Crowley Liner Services’ settlement this month of civil antitrust lawsuits with U.S. mainland-Puerto Rico shippers will only partially untangle a web of litigation that spun out of a federal investigation of price-fixing by domestic ocean carriers.
One loose end is the investigation, which became public April 17, 2008, when federal agents raided offices of Horizon Lines, Sea Star Line and Crowley and subpoenaed records from other ocean carriers in domestic markets restricted to U.S.-flag operators by the Jones Act.
Four former carrier officials — two from Horizon, two from Sea Star — were sentenced to prison last year after pleading guilty in U.S. District Court in Jacksonville, Fla., to antitrust violations or to hiding evidence. All agreed to cooperate with prosecutors, who said the investigation was continuing and involved other domestic shipping markets, including routes between the U.S. mainland and Hawaii, Guam and Alaska.

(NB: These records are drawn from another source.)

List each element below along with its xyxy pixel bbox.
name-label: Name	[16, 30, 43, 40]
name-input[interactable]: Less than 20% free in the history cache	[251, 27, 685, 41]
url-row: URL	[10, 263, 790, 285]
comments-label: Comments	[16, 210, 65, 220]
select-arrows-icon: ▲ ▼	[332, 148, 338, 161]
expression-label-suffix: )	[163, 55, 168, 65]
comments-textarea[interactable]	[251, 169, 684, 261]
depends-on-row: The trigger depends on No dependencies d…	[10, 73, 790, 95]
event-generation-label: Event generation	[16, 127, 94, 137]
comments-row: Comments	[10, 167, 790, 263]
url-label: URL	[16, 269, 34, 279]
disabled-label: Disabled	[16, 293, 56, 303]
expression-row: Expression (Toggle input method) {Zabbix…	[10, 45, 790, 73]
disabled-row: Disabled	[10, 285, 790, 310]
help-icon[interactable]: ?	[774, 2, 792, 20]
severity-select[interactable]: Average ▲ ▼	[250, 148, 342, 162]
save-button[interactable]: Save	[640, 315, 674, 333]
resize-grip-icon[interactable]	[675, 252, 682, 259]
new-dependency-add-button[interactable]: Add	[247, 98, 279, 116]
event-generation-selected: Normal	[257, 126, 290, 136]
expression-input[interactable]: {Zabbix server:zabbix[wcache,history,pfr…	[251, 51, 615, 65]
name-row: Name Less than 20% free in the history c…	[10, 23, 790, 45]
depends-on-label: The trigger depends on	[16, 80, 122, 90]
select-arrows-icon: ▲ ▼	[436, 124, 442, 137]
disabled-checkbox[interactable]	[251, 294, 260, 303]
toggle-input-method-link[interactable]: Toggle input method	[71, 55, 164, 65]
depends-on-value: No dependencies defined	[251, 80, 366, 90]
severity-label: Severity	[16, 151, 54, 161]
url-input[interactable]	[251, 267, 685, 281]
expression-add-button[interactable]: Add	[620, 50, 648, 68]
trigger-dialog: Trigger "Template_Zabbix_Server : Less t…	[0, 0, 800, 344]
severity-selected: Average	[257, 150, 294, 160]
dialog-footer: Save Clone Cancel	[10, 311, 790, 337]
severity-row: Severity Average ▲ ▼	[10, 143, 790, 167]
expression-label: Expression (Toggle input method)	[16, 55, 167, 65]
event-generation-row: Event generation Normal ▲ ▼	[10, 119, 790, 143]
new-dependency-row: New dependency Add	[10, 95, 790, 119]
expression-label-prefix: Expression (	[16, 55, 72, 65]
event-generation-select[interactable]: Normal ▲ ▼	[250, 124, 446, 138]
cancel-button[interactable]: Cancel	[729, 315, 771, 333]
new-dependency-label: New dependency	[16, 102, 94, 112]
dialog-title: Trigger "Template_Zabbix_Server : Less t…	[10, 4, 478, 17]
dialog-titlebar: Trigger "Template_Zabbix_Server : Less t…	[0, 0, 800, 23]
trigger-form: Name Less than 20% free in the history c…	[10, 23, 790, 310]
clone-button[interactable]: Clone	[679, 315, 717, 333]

While the Justice Department has given no hint of how its investigation is progressing, the carriers and their lawyers have been deluged with at least 57 civil antitrust lawsuits claiming antitrust violations and seeking treble damages.
Most of the lawsuits have been consolidated into class actions in federal courts in San Juan, for the Puerto Rico cases, and Seattle, for those involving Hawaii and Guam. A single lawsuit has been filed in Alaska against Horizon and Totem Ocean Trailer Express.
Crowley, which is involved in only the Puerto Rico cases, said Jan. 15 it had agreed to settle with shippers for an undisclosed amount. The company denied antitrust violations, but said it settled to avoid costs of continued litigation. Horizon Lines, which operates in all the Jones Act trades, agreed last year to settle shippers’ claims in the Puerto Rico cases for $20 million.
The Crowley and Horizon settlements would cover cargo interests who directly purchased shipping services between 2002 and 2008 in the Puerto Rico trade, where each line has a nearly one-third market share. Carriers are fighting efforts by additional plaintiffs representing indirect purchasers of shipping services, such as companies whose cargo was booked through consolidators, to be included in the class action.
Two smaller Puerto Rico carriers, Sea Star and Trailer Bridge, have not agreed to settle the civil cases, which remain subject to court approval. Trailer Bridge, which apparently is not a target of the federal investigation, has asked to be dismissed from the case.
If U.S. District Judge Daniel R. Dominguez of San Juan gives preliminary approval to the settlement agreement, shippers will still have the right to opt out of the class action and pursue their own antitrust claims. Some large shippers have sent attorneys to court hearings to stay apprised of developments.
Separately from the lawsuits and federal investigation, the Puerto Rico Office of Monopolistic Affairs last fall opened its own investigation with a request for information and documents from carriers.
On the West Coast, Horizon and Matson Navigation won a court victory last August when U.S. District Judge Thomas Zilly of Seattle dismissed the class-action lawsuit involving the Hawaii and Guam trades, where both carriers operate. However, Zilly has given shipper plaintiffs until May 10 to amend and refile their lawsuit.
Zilly said the original lawsuit did not support its antitrust claims, and that the filed-rate doctrine shields carriers from antitrust lawsuits related to tariffs filed with the Surface Transportation Board. Carriers also have cited the filed-rate doctrine in the Puerto Rico litigation, but unlike in Hawaii and Guam, most Puerto Rico cargo moves under negotiated contracts.
The litigation has been costly to carriers. Horizon, which operates in all Jones Act trades and is a defendant in all of the civil lawsuits, said in filings with the Securities and Exchange Commission that through last Sept. 20 it had incurred $21.2 million in legal and professional fees.
Crowley said its decision to settle was based on “the high cost and burden of litigation, which is expected to continue for several more years.”
“This was a business decision to put the matter behind us as quickly as possible,” said Michael Roberts, Crowley’s senior vice president and general counsel. “We simply felt that it was in the best interests of our company, and our customers, to move beyond this dispute.”